Amazing Media Tax Planning

An article in the Telegraph on 18 August by Harry Brennan is entitled “How you can shield £975,000 from inheritance tax with this little-known trick” . The trick includes a widow making a lifetime gift of £625,000 to a discretionary trust using her dead husband’d transferable nil rate band. Ignoring annual exemptions I make the bill £65,000. Is this fake news?

Jack Harper

I think on reflection the author may be referring to a will trust of £650000. In which case there is a different omission; not warning of the positive rates of tax on subsequent distributions out of an RPT and at a 10 year anniversary where the initial sum settled exceeds one NRB. As a sometime (part time) tax journalist but with very specialist practitioner’s knowledge I met many gung ho others whose garbled regurgitations from briefings by specialists were truly dangerous. I think lay readers are entitled to be taken through any technical plan on a Janet and John basis.

Jack Harper

I fear it is badly written.

Lucy Orrow
Lambert Chapman LLP

I agree. Unfortunately he has on occasion written articles which I found confusing. Perhaps he is flashing them before the wrong specialists.

Patrick Moroney
BWL

Agree that this is a poorly worded article as there would be tax issues as the subject would not be able to use a transferrable NRB when making lifetime gifts.

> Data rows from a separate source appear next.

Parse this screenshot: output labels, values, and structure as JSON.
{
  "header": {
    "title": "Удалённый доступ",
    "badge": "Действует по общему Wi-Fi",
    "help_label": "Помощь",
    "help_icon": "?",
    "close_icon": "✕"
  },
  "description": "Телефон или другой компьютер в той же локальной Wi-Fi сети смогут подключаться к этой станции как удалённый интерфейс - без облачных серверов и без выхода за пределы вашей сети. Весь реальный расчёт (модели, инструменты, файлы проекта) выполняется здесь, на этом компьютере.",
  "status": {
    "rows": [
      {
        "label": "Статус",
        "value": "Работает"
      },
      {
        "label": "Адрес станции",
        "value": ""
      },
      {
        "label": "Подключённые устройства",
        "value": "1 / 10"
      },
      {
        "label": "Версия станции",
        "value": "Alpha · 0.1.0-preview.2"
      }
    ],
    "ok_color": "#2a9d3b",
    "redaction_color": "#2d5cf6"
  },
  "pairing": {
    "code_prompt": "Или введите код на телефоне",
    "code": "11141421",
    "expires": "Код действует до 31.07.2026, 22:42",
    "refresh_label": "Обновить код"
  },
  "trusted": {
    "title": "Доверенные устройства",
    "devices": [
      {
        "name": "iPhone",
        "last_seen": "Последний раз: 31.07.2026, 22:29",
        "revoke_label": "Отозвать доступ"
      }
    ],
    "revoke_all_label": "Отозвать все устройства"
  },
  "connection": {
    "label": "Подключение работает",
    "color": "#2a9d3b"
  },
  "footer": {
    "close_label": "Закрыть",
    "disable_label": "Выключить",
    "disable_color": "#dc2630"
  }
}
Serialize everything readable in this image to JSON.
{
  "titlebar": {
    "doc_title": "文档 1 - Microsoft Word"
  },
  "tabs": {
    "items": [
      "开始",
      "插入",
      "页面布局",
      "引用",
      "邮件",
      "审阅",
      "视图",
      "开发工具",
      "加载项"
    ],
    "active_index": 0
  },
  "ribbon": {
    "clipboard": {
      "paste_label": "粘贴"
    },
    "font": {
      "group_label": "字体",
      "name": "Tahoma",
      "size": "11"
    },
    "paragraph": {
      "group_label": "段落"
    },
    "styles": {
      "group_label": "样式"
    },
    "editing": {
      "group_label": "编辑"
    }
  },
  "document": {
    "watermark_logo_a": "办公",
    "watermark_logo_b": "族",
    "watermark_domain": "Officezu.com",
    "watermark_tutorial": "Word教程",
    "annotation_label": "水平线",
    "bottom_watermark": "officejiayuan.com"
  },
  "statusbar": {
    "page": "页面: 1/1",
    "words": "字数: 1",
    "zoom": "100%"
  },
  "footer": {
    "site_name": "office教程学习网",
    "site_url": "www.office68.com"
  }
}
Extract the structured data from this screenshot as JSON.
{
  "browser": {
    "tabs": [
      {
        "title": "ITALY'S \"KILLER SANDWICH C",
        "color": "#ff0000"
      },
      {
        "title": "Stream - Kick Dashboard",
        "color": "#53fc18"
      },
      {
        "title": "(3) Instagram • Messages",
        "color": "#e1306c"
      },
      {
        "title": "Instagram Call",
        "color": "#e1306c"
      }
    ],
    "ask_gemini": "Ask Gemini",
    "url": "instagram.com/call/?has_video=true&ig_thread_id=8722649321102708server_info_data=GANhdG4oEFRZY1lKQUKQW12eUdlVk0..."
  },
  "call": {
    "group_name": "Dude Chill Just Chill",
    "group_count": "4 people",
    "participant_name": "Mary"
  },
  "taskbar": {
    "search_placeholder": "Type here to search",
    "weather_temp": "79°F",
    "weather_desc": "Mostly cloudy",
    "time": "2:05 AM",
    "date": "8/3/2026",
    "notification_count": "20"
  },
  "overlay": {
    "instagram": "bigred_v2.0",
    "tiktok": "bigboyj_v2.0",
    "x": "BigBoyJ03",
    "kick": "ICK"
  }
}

I didn’t see the article but presumably one spouse dies (X) not having used their NRB. Surviving spouse (Y) during lifetime. sets up a £325k DT thus using their own NRB. However, if Y then survives the subsequent 7 years Y, on death, has their own NRB plus a 100% transfer of X’s NRB ie 650k which is settled on death.

In essence Y has passed on 975k.

My experience of newspaper articles on IHT, even those appearing on the Finance/Money pages, are usually incomplete and as a consequence misleading. I often received calls from clients on Monday mornings saying they had read so and so in the Sunday Times or wherever and why hadn’t I told them about the IHT saving wease.